Printed from the Society, Religion and Technology Project website: www.srtp.org.uk
Care home residents are almost twice as likely to feel severely lonely, as older people living in their own homes. One resident described it as “feeling alone in a crowd’. She was surrounded by people, but didn’t feel connected to any of them.
One charity that’s determined to tackle loneliness in care homes is Embracing Age. Their national Care Home Friends project equips local churches, helping them to train up volunteers, who then spend time visiting and building friendships with residents.

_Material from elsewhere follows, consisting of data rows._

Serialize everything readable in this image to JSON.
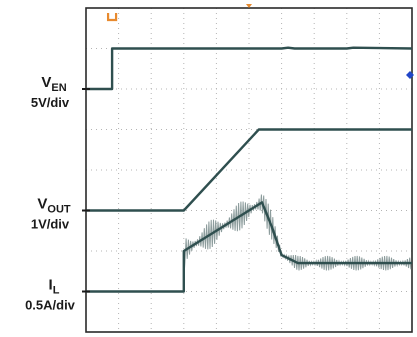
{
  "chart_data": {
    "type": "line",
    "title": "",
    "xlabel": "",
    "ylabel": "",
    "grid": true,
    "x_divisions": 10,
    "y_divisions": 8,
    "xlim": [
      0,
      10
    ],
    "ylim": [
      0,
      8
    ],
    "channels": [
      {
        "name": "V_EN",
        "label_main": "V",
        "label_sub": "EN",
        "scale": "5V/div",
        "marker_level": 6.0,
        "color": "#2f4f4f",
        "x": [
          0,
          0.8,
          0.8,
          6.0,
          6.2,
          6.4,
          8.0,
          8.2,
          10
        ],
        "y": [
          6.0,
          6.0,
          7.0,
          7.0,
          7.02,
          7.0,
          7.0,
          7.02,
          7.0
        ]
      },
      {
        "name": "V_OUT",
        "label_main": "V",
        "label_sub": "OUT",
        "scale": "1V/div",
        "marker_level": 3.0,
        "color": "#2f4f4f",
        "x": [
          0,
          3.0,
          5.3,
          6.5,
          10
        ],
        "y": [
          3.0,
          3.0,
          5.0,
          5.0,
          5.0
        ]
      },
      {
        "name": "I_L",
        "label_main": "I",
        "label_sub": "L",
        "scale": "0.5A/div",
        "marker_level": 1.0,
        "color": "#2f4f4f",
        "noise_color": "#8c9c9c",
        "x": [
          0,
          3.0,
          3.0,
          5.0,
          5.4,
          5.7,
          6.0,
          6.5,
          7.0,
          10
        ],
        "y": [
          1.0,
          1.0,
          2.0,
          3.0,
          3.2,
          2.6,
          1.9,
          1.7,
          1.7,
          1.7
        ]
      }
    ],
    "markers": {
      "trigger_color": "#e88a2e",
      "arrow_color": "#2246c8"
    }
  }
}
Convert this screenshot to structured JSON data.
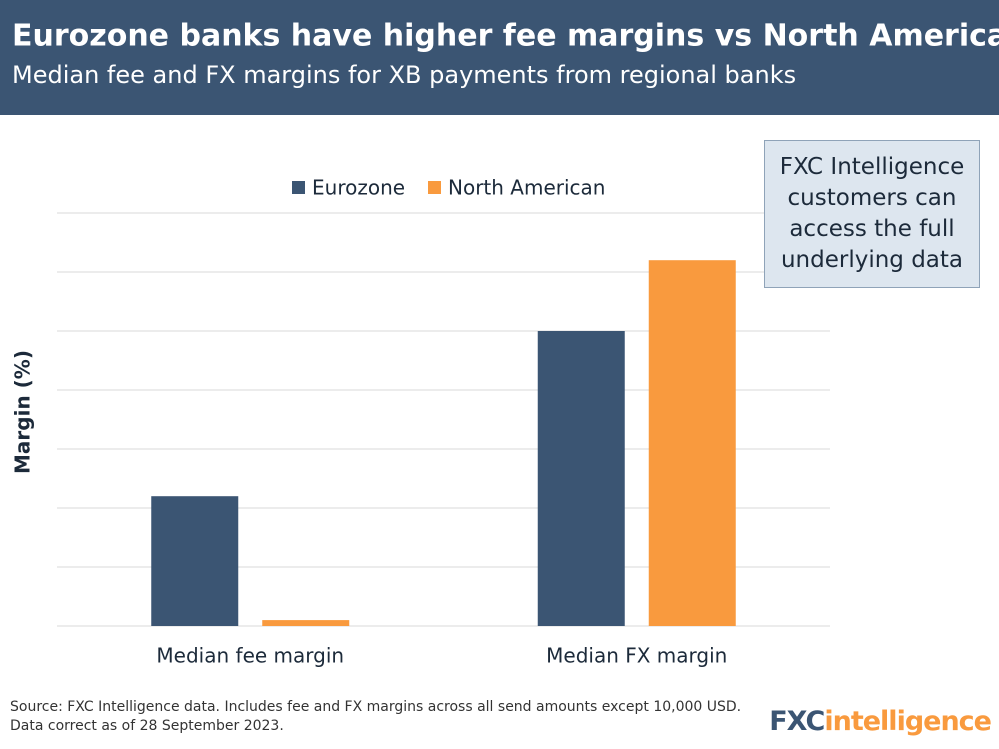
{
  "chart_data": {
    "type": "bar",
    "title": "Eurozone banks have higher fee margins vs North American banks",
    "subtitle": "Median fee and FX margins for XB payments from regional banks",
    "y_label": "Margin (%)",
    "categories": [
      "Median fee margin",
      "Median FX margin"
    ],
    "series": [
      {
        "name": "Eurozone",
        "color": "#3b5573",
        "values": [
          2.2,
          5.0
        ]
      },
      {
        "name": "North American",
        "color": "#f99a3e",
        "values": [
          0.1,
          6.2
        ]
      }
    ],
    "ylim": [
      0,
      7
    ],
    "grid_lines": [
      0,
      1,
      2,
      3,
      4,
      5,
      6,
      7
    ],
    "grid": true,
    "legend": "top"
  },
  "callout": "FXC Intelligence customers can access the full underlying data",
  "source": "Source: FXC Intelligence data. Includes fee and FX margins across all send amounts except 10,000 USD. Data correct as of 28 September 2023.",
  "logo": [
    "FXC",
    "intelligence"
  ]
}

“Even when it’s a family member, it can be intimidating visiting someone living in a home,” said Jen Carter, whose own father lived in a nursing home. “It can be hard to know what to say or how best to spend that precious time together.”

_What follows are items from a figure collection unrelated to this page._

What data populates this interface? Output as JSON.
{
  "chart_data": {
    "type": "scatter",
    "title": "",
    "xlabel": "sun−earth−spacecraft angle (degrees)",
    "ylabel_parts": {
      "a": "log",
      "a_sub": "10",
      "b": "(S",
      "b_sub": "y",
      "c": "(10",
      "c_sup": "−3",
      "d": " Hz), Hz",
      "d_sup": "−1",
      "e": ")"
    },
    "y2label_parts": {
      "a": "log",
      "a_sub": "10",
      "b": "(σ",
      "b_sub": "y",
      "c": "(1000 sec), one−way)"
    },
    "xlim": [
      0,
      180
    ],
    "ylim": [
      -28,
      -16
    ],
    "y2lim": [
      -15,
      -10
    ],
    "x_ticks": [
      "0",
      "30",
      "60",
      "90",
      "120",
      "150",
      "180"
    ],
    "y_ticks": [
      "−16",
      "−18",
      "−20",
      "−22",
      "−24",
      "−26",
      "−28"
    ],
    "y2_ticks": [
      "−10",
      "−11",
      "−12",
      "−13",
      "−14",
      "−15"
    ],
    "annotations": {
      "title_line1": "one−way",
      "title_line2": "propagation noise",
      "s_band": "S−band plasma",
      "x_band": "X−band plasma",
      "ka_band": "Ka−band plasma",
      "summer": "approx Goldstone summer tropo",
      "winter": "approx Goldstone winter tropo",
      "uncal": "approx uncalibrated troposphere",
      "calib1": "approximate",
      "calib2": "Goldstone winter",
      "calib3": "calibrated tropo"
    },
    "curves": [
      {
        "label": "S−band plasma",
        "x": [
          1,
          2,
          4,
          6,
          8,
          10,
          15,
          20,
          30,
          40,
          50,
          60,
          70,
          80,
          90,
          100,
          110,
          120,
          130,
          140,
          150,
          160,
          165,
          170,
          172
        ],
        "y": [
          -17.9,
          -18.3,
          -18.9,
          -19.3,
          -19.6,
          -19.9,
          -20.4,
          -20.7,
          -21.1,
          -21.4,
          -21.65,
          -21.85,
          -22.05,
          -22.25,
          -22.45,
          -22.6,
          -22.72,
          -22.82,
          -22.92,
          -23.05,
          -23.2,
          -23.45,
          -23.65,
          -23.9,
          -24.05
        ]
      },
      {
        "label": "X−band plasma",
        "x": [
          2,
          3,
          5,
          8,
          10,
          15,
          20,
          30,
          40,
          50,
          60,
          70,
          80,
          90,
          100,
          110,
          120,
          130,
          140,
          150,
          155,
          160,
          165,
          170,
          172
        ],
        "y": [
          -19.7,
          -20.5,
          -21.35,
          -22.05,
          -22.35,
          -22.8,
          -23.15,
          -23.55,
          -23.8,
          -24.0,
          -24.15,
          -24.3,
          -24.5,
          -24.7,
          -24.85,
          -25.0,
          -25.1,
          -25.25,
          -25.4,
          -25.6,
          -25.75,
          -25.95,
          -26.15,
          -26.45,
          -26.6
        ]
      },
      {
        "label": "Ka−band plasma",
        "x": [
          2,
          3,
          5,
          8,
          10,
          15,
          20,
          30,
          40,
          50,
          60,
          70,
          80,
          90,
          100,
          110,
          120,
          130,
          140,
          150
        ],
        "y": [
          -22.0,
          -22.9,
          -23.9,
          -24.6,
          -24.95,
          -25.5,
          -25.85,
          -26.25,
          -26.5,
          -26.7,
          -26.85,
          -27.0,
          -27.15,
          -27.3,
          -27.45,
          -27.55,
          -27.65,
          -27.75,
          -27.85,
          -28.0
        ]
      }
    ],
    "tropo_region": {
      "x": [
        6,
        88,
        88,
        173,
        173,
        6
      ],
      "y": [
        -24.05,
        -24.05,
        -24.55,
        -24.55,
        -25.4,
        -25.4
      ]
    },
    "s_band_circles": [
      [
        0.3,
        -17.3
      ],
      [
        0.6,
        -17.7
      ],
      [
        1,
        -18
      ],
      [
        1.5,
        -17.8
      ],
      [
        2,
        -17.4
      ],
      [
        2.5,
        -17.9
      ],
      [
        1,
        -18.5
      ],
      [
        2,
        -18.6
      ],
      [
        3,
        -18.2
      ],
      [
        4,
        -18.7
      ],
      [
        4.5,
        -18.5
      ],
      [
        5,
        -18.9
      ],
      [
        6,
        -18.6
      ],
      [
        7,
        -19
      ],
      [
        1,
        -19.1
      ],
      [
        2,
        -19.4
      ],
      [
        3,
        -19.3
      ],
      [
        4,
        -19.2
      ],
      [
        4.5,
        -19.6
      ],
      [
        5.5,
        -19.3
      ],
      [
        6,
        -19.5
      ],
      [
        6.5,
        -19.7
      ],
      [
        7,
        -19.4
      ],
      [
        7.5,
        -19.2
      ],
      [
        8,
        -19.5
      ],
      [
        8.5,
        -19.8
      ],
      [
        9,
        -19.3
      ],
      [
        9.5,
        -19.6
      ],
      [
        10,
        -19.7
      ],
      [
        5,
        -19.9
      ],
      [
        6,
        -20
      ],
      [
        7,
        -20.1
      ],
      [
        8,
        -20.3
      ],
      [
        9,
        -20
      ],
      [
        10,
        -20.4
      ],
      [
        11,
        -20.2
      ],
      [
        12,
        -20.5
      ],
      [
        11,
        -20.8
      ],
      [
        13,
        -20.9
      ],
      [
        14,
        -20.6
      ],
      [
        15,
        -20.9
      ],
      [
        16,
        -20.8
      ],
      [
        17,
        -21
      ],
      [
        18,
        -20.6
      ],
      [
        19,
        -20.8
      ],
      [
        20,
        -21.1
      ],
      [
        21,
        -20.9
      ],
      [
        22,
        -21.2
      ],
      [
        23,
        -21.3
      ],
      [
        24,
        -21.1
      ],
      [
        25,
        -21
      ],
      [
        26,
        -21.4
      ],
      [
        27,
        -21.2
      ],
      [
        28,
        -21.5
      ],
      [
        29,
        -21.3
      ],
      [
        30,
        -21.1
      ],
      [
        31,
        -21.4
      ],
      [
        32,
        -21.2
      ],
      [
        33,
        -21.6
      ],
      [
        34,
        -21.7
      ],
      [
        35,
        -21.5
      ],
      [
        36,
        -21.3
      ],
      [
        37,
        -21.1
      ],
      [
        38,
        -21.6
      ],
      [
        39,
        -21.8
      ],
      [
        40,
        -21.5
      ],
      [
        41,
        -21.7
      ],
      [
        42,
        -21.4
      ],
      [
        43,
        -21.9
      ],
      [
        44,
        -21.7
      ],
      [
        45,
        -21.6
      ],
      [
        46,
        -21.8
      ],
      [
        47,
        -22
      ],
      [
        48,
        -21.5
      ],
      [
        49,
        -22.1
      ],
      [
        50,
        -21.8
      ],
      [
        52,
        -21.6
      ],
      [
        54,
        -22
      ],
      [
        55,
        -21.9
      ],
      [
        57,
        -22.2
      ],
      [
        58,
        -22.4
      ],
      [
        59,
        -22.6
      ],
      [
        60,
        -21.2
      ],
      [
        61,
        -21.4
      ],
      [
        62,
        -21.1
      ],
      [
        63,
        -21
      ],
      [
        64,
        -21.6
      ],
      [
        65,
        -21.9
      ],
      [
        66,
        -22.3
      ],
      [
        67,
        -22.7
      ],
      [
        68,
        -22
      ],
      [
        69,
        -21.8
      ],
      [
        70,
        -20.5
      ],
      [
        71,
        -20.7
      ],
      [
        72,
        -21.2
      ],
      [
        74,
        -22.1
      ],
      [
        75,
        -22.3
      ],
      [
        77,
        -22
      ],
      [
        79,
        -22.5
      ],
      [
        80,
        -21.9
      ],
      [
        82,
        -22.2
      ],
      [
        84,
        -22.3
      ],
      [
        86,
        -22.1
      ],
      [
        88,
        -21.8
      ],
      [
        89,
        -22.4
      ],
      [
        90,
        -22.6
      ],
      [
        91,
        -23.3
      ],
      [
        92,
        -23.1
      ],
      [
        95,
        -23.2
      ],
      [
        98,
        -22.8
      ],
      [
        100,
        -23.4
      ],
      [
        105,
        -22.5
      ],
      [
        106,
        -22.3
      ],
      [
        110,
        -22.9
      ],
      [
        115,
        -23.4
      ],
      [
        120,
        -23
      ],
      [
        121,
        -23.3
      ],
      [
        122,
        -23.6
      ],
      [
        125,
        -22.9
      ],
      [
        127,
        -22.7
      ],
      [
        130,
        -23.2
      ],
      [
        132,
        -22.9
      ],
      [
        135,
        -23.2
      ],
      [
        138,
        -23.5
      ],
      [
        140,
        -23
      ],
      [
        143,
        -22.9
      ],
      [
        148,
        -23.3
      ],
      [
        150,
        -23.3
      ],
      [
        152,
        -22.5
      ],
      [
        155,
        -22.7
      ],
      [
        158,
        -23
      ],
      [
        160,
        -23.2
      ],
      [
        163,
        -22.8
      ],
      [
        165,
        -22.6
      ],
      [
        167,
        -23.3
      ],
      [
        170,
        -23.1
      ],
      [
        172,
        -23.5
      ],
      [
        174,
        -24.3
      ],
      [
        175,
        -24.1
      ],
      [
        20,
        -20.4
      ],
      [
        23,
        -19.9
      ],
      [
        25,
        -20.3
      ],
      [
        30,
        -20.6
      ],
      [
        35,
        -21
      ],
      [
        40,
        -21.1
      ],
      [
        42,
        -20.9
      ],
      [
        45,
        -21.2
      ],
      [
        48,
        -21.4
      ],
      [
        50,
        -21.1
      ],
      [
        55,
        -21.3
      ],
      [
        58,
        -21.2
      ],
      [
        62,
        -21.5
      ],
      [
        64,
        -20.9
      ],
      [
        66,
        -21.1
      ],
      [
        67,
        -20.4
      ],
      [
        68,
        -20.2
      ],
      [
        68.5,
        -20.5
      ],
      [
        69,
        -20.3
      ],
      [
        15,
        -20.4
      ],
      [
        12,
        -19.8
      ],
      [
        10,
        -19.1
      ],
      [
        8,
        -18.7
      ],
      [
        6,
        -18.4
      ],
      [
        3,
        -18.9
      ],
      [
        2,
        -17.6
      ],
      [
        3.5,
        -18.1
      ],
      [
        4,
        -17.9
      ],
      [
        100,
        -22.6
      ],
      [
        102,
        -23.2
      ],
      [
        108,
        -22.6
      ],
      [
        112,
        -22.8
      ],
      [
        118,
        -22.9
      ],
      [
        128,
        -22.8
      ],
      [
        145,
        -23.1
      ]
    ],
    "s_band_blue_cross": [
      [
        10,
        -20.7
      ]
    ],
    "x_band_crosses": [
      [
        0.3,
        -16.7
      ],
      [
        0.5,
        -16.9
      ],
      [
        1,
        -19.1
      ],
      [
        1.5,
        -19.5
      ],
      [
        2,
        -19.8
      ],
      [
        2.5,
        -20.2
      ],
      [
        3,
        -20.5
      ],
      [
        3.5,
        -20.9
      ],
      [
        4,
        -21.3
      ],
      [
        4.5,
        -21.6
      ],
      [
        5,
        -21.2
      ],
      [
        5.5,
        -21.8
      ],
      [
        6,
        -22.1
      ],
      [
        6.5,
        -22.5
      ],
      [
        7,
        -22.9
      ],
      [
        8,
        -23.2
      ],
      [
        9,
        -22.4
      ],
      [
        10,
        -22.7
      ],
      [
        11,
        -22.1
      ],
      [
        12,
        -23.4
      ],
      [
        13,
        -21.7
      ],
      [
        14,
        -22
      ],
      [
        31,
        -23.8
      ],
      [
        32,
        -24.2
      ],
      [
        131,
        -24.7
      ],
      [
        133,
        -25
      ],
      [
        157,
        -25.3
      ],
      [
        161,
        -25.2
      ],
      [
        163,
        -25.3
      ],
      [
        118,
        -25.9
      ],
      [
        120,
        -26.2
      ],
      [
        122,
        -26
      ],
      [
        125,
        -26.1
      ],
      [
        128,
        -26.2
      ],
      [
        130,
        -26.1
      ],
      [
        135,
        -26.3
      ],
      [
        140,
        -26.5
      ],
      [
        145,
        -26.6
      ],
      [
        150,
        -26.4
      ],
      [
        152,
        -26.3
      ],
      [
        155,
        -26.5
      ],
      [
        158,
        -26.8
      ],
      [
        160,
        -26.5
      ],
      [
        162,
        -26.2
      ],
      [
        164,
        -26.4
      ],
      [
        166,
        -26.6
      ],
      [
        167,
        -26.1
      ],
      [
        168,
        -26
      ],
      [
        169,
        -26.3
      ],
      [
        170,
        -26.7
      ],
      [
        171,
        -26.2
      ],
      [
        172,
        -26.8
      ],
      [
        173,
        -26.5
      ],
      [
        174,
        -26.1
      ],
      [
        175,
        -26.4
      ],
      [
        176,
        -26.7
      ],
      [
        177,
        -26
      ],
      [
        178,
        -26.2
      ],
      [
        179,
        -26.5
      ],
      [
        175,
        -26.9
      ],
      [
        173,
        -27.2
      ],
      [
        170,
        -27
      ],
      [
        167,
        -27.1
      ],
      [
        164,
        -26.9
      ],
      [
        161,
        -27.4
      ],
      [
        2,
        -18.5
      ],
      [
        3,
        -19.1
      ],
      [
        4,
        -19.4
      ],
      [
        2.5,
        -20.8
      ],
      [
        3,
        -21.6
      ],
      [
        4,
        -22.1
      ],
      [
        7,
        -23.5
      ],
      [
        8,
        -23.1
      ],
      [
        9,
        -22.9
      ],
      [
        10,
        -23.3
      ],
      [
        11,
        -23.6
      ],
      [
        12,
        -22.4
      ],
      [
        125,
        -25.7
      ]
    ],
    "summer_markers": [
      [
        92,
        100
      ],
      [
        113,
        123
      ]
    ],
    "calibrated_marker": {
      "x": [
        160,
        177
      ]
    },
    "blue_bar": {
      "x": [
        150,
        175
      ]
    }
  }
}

That’s why, Care Home Friends ran a challenge, to find 101 ways to spend time with an elderly relative or friend. At the last count, 62 ideas had been submitted and added to the post on their blog, with suggested activities ranging from playing board games to sharing a manicure together.
One local church, with just 20-30 regular attenders, visited their local care home every month to share communion. They started a Care Home Friends project because they saw a real need in those they visited for friendship and a deeper connection.

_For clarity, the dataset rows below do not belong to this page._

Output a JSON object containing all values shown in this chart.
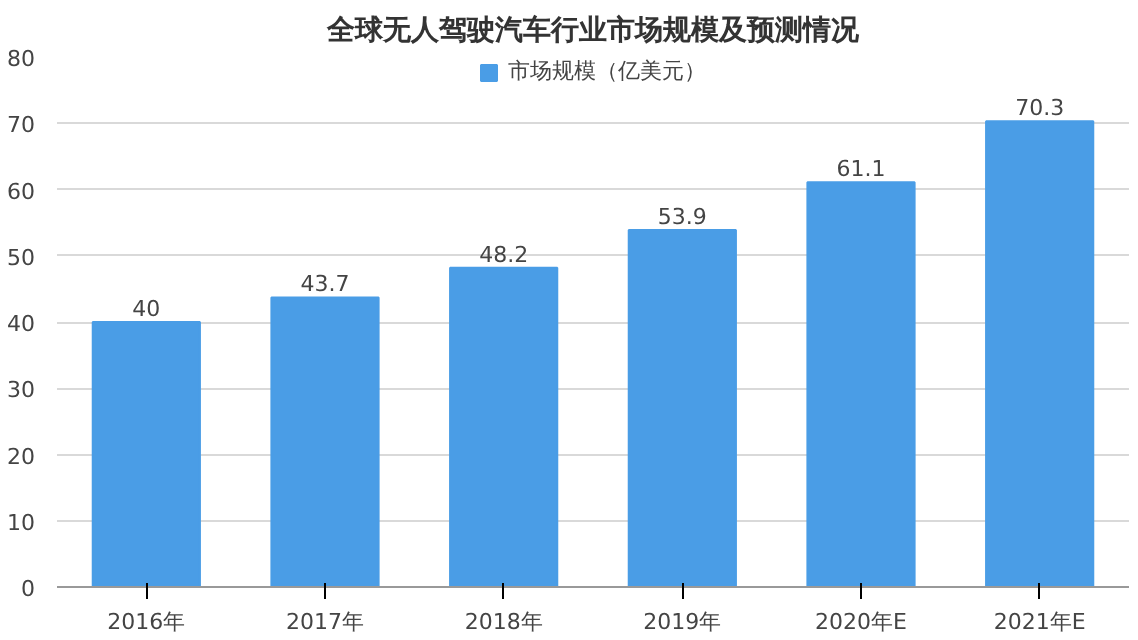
{
  "chart_data": {
    "type": "bar",
    "title": "全球无人驾驶汽车行业市场规模及预测情况",
    "categories": [
      "2016年",
      "2017年",
      "2018年",
      "2019年",
      "2020年E",
      "2021年E"
    ],
    "series": [
      {
        "name": "市场规模（亿美元）",
        "color": "#4a9de6",
        "values": [
          40,
          43.7,
          48.2,
          53.9,
          61.1,
          70.3
        ]
      }
    ],
    "ylim": [
      0,
      80
    ],
    "yticks": [
      0,
      10,
      20,
      30,
      40,
      50,
      60,
      70,
      80
    ],
    "grid": "y",
    "legend": "top",
    "data_labels": true
  }
}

This small church has continued to build on their success. Once a month, their Church Mice toddler group meets in the care home, much to the delight of residents.
With just a handful of volunteers, the saying ‘small is beautiful’ certainly rings true, as they’re making a big impact in their community.
“Imagine if every Care Home was adopted by a local church”, says Director, Tina English, “what a difference we could make in the lives of care home residents across the UK. I believe it’s time to restore the dignity and worth of older people in our nation.”